Coach DeCuire has posted three 20 wins seasons; the Grizzlies do have a nice historical basketball legacy. This legacy is obviously not that of Kentucky, Kansas, UCLA, or North Carolina, but neither is the legacy of any other university, including Michigan.
Coach DeCuire, judging from his comments in various media publications, appears to value the development of a sound culture, much like Coach Beilein. He infers it is of high importance to set up such a culture, even if at the expense of time and initial success. The team site states that the team academic performance is above a 3.0 average.
DeCuire’s mission seems to have been accomplished with some league championships and trips to secondary (but important) post season tournaments. Now Coach DeCuire has brought the Grizzlies to the NCAA Tournament.
The team roster is loaded with juniors and red-shirt juniors. Ahmaad Rorie is one of those juniors. The 6′ 1″ guard is the trigger, the straw, the catalyst of the Grizzly offense. Ahmaad averages over 17 points per game and leads the team in assists. Ahmaad against Z Simpson should entertain non-participant viewers.
Michael Oguine, another junior guard, is a similar player. He hits three point shots at a nice clip (about 36%) and adds a second high-level scoring threat at the guard position.
Jamar Akoh, yet another junior, is a big inside forward who hits the scale at over 250 pounds. He averages over 13 points and around 7 rebounds a game.
Sayeed Pridgett, a 6′ 5″ sophomore, is a big shooting guard Coach DeCuire can use if he wishes to go with a big lineup. He is hitting almost 10 points a game and is a strong rebounder.

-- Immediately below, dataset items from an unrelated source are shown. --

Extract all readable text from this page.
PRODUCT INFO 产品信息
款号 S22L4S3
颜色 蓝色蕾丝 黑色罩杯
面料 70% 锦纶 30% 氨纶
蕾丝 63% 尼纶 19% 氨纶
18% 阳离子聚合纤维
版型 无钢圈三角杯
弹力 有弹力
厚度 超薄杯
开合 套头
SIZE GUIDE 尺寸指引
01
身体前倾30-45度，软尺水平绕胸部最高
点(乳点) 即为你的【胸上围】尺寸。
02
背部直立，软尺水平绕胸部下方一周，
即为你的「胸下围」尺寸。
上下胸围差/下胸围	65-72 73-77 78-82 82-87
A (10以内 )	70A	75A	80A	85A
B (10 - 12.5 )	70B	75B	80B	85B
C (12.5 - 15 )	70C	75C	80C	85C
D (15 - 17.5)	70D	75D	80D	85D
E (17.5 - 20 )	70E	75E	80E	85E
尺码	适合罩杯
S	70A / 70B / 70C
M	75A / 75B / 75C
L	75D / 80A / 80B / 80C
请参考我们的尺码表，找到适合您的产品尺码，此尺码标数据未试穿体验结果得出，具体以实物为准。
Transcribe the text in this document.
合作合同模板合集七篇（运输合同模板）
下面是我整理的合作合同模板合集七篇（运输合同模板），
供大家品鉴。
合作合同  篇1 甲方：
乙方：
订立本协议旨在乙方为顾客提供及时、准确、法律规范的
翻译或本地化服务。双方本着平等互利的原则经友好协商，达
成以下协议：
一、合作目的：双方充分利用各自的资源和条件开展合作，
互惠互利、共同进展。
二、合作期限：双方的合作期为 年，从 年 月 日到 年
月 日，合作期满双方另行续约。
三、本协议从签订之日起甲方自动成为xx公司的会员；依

If that lineup is not big enough at guard, Coach DeCuire can insert 6′ 7″ junior guard Bobby Moorehead, who is another good rebounder averaging almost eight points per game.

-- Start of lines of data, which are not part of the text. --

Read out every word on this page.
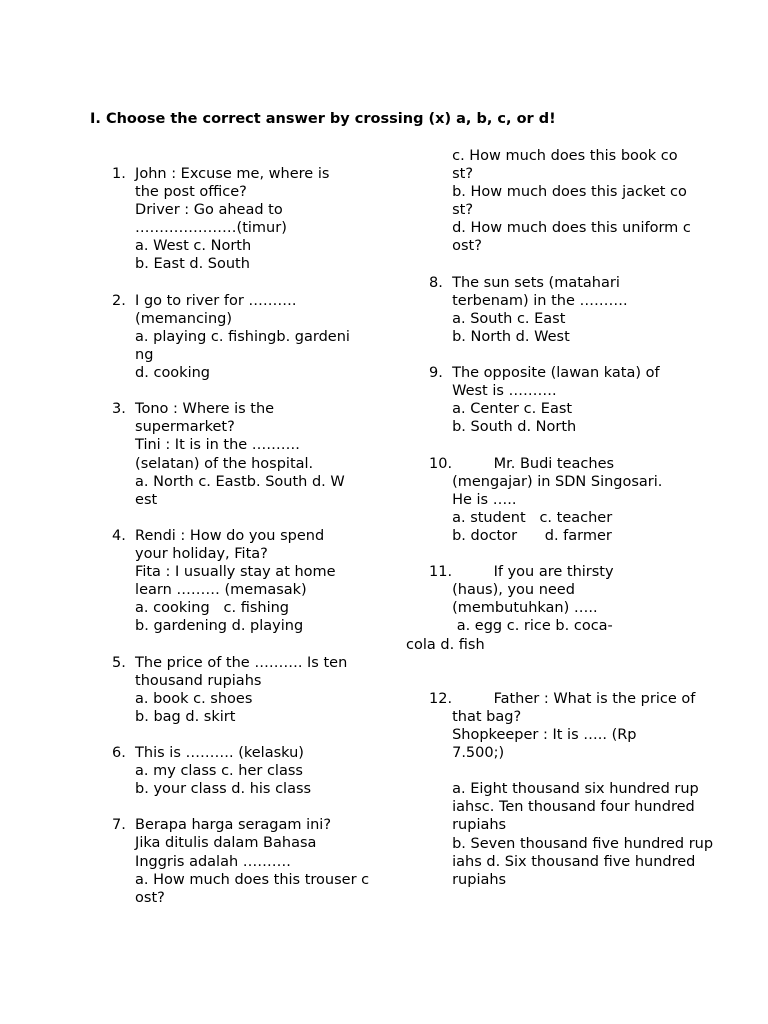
I. Choose the correct answer by crossing (x) a, b, c, or d!
1.  John : Excuse me, where is
the post office?
Driver : Go ahead to
…………………(timur)
a. West c. North
b. East d. South
2.  I go to river for ……….
(memancing)
a. playing c. fishingb. gardeni
ng
d. cooking
3.  Tono : Where is the
supermarket?
Tini : It is in the ……….
(selatan) of the hospital.
a. North c. Eastb. South d. W
est
4.  Rendi : How do you spend
your holiday, Fita?
Fita : I usually stay at home
learn ……… (memasak)
a. cooking   c. fishing
b. gardening d. playing
5.  The price of the ………. Is ten
thousand rupiahs
a. book c. shoes
b. bag d. skirt
6.  This is ………. (kelasku)
a. my class c. her class
b. your class d. his class
7.  Berapa harga seragam ini?
Jika ditulis dalam Bahasa
Inggris adalah ……….
a. How much does this trouser c
ost?
c. How much does this book co
st?
b. How much does this jacket co
st?
d. How much does this uniform c
ost?
8.  The sun sets (matahari
terbenam) in the ……….
a. South c. East
b. North d. West
9.  The opposite (lawan kata) of
West is ……….
a. Center c. East
b. South d. North
10.         Mr. Budi teaches
(mengajar) in SDN Singosari.
He is …..
a. student   c. teacher
b. doctor      d. farmer
11.         If you are thirsty
(haus), you need
(membutuhkan) …..
a. egg c. rice b. coca-
cola d. fish
12.         Father : What is the price of
that bag?
Shopkeeper : It is ….. (Rp
7.500;)
a. Eight thousand six hundred rup
iahsc. Ten thousand four hundred
rupiahs
b. Seven thousand five hundred rup
iahs d. Six thousand five hundred
rupiahs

Fabijan Krslovic is from Sydney Australia. He is a senior all-academic selection. The 6′ 8″ forward is a root-hog type of player, who bumps and moves and plays sound basketball. He averages almost eight points and 6 rebounds a game.

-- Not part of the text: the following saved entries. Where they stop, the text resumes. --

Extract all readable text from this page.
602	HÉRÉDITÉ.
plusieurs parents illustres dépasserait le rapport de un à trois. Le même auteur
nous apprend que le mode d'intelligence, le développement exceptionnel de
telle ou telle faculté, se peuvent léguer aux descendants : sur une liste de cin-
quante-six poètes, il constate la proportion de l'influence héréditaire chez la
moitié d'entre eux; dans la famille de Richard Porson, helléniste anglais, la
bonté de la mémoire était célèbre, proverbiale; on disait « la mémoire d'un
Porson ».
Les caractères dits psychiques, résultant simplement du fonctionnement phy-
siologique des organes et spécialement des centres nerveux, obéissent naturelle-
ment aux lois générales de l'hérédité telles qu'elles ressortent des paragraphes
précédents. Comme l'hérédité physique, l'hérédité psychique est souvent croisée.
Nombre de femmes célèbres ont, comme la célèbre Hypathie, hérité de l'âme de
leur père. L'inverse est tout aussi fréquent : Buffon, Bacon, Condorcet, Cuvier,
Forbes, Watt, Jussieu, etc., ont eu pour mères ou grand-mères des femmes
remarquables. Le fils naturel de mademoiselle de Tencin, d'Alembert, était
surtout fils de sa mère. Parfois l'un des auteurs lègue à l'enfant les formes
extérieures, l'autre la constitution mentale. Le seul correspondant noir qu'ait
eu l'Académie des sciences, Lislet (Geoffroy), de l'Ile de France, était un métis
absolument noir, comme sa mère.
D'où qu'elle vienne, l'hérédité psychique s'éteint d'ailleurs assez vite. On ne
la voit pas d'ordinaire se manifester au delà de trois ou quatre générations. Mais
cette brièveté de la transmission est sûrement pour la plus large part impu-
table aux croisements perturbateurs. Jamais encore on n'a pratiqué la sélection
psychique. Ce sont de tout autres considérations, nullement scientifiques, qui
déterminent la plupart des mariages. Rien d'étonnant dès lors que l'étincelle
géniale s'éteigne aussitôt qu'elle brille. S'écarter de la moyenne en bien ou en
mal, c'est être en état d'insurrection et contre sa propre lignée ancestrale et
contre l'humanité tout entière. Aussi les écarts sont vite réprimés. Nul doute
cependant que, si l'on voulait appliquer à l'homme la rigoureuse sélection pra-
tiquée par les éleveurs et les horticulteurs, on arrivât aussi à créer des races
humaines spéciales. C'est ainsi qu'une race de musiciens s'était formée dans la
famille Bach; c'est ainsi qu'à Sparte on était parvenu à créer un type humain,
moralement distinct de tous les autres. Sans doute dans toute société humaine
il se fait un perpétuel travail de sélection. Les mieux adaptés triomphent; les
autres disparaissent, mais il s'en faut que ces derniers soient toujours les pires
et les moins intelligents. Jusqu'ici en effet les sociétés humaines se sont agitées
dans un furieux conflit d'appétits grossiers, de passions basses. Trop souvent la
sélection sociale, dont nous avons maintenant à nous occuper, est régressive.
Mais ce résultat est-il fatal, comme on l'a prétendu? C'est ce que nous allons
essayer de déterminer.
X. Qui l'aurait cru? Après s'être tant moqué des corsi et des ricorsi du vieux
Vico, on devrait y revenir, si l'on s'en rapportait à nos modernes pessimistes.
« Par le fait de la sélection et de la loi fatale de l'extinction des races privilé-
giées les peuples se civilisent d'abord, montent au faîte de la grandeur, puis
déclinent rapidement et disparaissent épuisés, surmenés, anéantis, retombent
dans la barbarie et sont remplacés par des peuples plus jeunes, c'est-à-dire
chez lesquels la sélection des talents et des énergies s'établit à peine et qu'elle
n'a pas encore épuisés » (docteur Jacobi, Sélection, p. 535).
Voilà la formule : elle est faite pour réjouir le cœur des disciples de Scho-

So, the core of the Montana roster is veteran and well coached. There is balance, outside shooting, and good rebounding.
Mike Montgomery would be a great choice for a young coach to serve under, and Coach DeCuire served as Associate Head Coach during his six years at Cal with Montgomery. Cal was very successful during that period.
The Grizzlies will be ready and well prepared. This team has enough athletic talents and line up possibilities (depth) that a high seed better be concerned and carefully study what the Grizzlies do on offense. The system is not esoteric in any manner, but sound.
So, how will Michigan plan for Montana? First, I doubt that Coach Beielin will change anything, he will stick to the base options. Second, the belief here is that Simpson will be the key; he needs to at least break even with the Grizzly guards and most importantly create the situations Michigan loves, guard penetration, dish and get out and run on the missed shot. Matthews could be a real asset mixing it up in the middle as Wagner sets up outside. More than likely, Montana will chase on defense and the outside option will be located. The Grizzlies close out a little late on occasion and with good, sharp, quick passing, ball fakes or open looks at the arc should be available. Like every team, the problem for Montana will be to defend a multitude of options as Michigan spreads the floor. The key is to hit open shots early or get to the rim and make Montana go to Plan B. Plan B may include different options in shutting off the middle high screen or packing it in some and taking a chance. If UM hits early, the options shrink.
Montana was left for dead in the championship game against Eastern Washington, but made a fierce second half comeback that saw an eleven point deficit erased and a run away victory, scoring fifty-three points in the second half.
Montana has petty good athletes, nice outside shooting, good coaching, and Michigan needs to really ratchet up the defense and not go into long, pronounced dead periods on offense. Making some foul shots is also a good idea.